2)     Vous trouverez ensuite, dans l’index des matières, de la page 60 à 64, des thématiques qui pourraient vous intéresser, notamment des sujets qui sont annoncés comme perdus par certains opposants. Que ce soit par exemple l’interdiction de la Chasse (art. 162), des Energies et plus particulièrement de l’interdiction du nucléaire (art. 167 à 170), ou encore des Chiens dangereux (art. 177). Mais aussi des sujets totalement nouveaux à l’exemple des articles liés à la Cohésion sociale (art. 205 à 211), notamment ceux en lien avec la Famille (art. 205), avec la Jeunesses (art. 207) ou encore les Aînés (art. 208).

 

B)    Pour comparer le texte du projet de Nouvelle Constitution pour Genève à celui de la Constitution de 1847, actuellement en vigueur, voici un outil indispensable :

1)     Sur le site des Associations de Genève, il existe un document qui retranscrit les deux, fidèlement et côte à côte. Voici y percevrez les simplifications du texte initial et les nombreuses nouveautés (www.AssociationsDeGeneve.ch).

2)     A noter que bon nombre de dispositions issues d’initiatives populaires sont intégrées depuis belle lurette dans la législation ad-hoc. On peut par exemple évoquer ici la loi sur l’énergie, sans doute la plus progressiste de Suisse, ou sur la protection contre la fumée passive et encore contre les chiens dangereux.

 

A la lecture du texte ou même seulement des articles incriminés, il faut se résoudre au fait qu’en aucun cas la Chasse ou le Nucléaire seront introduits ou autorisés à Genève, comme les dispositions de protection contre la Fumée passive et les Chiens dangereux resteront en vigueur.
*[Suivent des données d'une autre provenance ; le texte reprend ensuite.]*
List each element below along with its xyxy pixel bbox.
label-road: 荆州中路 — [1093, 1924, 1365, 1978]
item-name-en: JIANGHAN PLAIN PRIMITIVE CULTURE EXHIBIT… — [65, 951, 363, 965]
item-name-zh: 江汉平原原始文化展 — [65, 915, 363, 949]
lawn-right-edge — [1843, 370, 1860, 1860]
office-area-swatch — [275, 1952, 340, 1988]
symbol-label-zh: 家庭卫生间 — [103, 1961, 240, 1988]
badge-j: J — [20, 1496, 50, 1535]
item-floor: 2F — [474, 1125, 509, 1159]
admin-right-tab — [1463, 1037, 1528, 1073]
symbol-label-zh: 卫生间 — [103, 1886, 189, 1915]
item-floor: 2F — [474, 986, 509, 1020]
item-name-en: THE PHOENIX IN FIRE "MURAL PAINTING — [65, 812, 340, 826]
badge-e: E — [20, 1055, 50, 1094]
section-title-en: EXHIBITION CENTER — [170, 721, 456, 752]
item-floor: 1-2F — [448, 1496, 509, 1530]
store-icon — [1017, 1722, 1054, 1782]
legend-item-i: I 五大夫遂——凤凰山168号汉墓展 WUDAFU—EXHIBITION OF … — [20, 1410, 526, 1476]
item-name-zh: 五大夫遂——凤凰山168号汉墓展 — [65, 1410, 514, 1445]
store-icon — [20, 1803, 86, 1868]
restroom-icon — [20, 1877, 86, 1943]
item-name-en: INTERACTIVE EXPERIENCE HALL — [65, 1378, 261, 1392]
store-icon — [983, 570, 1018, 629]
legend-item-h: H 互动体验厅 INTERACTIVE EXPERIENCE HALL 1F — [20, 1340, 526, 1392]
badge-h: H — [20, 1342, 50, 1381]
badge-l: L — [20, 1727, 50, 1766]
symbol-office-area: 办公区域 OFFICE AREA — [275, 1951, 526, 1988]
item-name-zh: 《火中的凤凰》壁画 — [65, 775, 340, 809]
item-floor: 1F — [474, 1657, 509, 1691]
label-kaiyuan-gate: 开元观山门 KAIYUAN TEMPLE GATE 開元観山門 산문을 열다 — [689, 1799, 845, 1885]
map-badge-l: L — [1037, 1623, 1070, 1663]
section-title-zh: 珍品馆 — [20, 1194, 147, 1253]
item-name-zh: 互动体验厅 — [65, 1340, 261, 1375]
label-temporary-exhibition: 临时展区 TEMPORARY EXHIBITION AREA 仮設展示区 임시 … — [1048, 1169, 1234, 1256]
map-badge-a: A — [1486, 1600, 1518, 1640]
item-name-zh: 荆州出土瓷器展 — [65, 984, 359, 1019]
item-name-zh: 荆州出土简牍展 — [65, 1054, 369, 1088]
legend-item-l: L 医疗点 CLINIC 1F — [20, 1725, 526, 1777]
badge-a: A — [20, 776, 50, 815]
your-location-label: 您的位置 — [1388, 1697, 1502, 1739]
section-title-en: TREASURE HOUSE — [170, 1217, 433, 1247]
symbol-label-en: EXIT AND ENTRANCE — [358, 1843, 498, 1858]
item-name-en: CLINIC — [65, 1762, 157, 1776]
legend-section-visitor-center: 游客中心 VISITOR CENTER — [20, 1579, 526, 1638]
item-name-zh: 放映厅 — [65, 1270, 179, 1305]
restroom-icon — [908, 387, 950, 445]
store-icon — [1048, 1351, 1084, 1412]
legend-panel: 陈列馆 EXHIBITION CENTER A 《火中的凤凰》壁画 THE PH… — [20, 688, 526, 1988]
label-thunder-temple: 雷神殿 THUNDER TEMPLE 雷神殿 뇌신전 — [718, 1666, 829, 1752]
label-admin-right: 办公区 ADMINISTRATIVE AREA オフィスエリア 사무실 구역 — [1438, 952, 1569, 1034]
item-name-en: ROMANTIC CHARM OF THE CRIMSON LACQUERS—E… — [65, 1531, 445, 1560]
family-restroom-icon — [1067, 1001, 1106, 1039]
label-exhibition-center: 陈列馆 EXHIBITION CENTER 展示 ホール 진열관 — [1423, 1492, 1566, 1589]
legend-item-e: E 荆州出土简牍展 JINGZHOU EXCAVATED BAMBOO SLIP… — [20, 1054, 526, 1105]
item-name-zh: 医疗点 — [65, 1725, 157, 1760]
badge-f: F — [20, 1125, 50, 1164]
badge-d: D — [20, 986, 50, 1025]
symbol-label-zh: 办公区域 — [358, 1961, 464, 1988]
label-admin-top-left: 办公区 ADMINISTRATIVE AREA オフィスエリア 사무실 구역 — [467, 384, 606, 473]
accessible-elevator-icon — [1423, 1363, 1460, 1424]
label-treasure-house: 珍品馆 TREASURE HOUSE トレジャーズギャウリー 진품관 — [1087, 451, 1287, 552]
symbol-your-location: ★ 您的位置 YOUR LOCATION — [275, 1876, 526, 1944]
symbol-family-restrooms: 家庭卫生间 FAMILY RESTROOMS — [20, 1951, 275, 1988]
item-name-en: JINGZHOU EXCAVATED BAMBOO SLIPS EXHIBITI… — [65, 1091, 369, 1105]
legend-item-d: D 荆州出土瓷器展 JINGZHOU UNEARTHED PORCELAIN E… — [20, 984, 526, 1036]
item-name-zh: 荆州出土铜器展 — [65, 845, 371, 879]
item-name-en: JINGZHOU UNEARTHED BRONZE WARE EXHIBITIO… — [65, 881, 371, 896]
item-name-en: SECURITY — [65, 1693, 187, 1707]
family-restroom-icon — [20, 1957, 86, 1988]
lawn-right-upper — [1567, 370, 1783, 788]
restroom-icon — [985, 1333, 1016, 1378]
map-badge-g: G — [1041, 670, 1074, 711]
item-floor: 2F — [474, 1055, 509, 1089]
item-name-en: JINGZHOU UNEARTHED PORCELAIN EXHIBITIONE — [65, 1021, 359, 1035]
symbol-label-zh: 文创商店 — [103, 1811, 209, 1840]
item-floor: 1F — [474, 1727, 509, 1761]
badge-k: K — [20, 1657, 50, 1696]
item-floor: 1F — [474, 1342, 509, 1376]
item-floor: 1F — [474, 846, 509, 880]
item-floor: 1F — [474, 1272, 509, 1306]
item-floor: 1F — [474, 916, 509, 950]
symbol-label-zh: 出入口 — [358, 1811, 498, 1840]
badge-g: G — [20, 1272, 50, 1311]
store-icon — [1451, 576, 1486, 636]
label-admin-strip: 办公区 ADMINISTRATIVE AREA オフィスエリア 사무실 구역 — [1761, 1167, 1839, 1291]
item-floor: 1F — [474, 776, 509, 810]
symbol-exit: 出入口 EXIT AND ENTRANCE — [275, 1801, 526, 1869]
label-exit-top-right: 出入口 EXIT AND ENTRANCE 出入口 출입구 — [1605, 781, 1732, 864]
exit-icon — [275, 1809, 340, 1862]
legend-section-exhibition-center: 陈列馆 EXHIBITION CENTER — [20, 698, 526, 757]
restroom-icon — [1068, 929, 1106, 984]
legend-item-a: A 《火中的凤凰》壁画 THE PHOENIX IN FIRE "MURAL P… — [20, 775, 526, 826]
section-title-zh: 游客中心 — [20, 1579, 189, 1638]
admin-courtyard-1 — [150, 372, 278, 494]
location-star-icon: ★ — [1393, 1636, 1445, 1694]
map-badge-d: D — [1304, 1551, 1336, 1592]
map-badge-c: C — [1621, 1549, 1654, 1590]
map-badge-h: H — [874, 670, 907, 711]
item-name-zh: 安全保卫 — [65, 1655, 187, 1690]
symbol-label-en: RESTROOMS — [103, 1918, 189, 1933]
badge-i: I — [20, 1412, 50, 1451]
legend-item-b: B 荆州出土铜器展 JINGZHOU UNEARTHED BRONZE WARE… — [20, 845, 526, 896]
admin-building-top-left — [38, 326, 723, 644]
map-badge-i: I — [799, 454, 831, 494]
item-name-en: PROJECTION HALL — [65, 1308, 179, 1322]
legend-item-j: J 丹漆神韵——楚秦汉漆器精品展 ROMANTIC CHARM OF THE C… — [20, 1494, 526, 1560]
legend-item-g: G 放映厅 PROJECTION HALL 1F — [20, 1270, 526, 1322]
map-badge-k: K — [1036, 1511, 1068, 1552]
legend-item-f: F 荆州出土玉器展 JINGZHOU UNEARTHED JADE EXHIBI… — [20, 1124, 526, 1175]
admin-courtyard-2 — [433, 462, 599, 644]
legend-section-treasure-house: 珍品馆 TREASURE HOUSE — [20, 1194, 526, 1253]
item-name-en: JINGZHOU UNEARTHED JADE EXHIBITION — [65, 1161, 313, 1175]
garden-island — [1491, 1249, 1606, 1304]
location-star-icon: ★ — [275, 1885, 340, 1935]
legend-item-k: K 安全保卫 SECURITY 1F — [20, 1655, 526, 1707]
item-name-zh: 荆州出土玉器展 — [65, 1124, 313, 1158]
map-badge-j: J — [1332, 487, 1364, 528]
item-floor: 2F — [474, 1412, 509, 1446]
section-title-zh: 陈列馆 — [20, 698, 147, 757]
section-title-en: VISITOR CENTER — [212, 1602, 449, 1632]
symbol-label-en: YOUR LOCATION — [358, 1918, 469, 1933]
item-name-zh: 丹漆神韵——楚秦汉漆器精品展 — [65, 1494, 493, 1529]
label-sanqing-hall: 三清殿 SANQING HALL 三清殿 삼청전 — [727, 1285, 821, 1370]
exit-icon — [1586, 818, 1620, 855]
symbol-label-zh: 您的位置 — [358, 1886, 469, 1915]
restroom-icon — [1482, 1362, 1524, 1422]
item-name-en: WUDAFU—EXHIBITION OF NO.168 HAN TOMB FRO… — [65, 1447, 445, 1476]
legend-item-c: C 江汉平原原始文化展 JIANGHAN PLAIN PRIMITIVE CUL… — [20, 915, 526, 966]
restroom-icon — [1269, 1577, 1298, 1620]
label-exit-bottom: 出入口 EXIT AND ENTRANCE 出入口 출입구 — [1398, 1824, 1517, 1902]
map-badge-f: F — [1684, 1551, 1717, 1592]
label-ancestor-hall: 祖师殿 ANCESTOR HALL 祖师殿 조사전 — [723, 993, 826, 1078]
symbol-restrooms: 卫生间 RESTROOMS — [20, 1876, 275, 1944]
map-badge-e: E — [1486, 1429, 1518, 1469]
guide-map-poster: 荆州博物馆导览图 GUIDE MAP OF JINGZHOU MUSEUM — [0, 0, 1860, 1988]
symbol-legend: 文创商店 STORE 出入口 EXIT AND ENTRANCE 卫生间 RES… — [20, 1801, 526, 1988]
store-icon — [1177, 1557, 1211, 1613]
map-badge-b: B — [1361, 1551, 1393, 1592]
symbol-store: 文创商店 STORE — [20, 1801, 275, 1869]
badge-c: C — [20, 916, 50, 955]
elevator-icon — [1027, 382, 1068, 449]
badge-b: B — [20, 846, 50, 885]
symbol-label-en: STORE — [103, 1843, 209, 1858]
Mais il faut aussi constater que de nombreuses nouveautés prennent place dans le projet de nouvelle Constitution pour Genève. Et c’est bien seulement dans ce cadre qu’elles pourront exister et se développer.

Je vous souhaite une bonne lecture et, surtout, n’oubliez pas d’aller voter !

 

 

Boris Calame, constituant

élu sur la liste des Associations de Genève

membre de la plateforme « OUI à la Constitution 2012 »

 

 

* Nombreuses et nombreux sont celles et ceux qui se sont dit/e/s surpris/e/s de recevoir le matériel de vote si tardivement. Il faut savoir que la distribution est régie par l’article 53 de la LEDP (Loi sur l’Exercice des Droits Politiques) : « Les électeurs reçoivent de l'Etat pour les votations cantonales et des communes pour les votations communales, au plus tôt 15 jours avant le jour de la votation mais au plus tard 10 jours avant cette date [le matériel de vote] ».

Il aurait été pourtant tellement facile d’adapter la loi pour cet événement unique, voir historique, qu’est une révision constitutionnelle. Mais, il faut constater que le Conseil d’Etat n’a été disposé, à aucun moment, à soutenir les travaux de l’Assemblée constituante.

L’Assemblée constituante (quatrième Pouvoir en sus du Judiciaire avec la justice et les tribunaux ; du Législatif avec le Grand Conseil ; de l’Exécutif avec le Conseil d’Etat qui chapeaute l’administration cantonale), est contrainte au silence depuis le 26 juin, date de remise du projet au Conseil d’Etat qui aurait dû, en toute logique, faire correctement son travail de Pouvoir exécutif.

Au final, c’est bien la population qui en pâtit. On lui impose délibérément la « corvée » de lire le projet de nouvelle Constitution pour Genève en moins de 10 jours (eh oui, on a pas que ça à faire) et, de là, se forger une opinion avertie sur le texte. C’est parfaitement regrettable.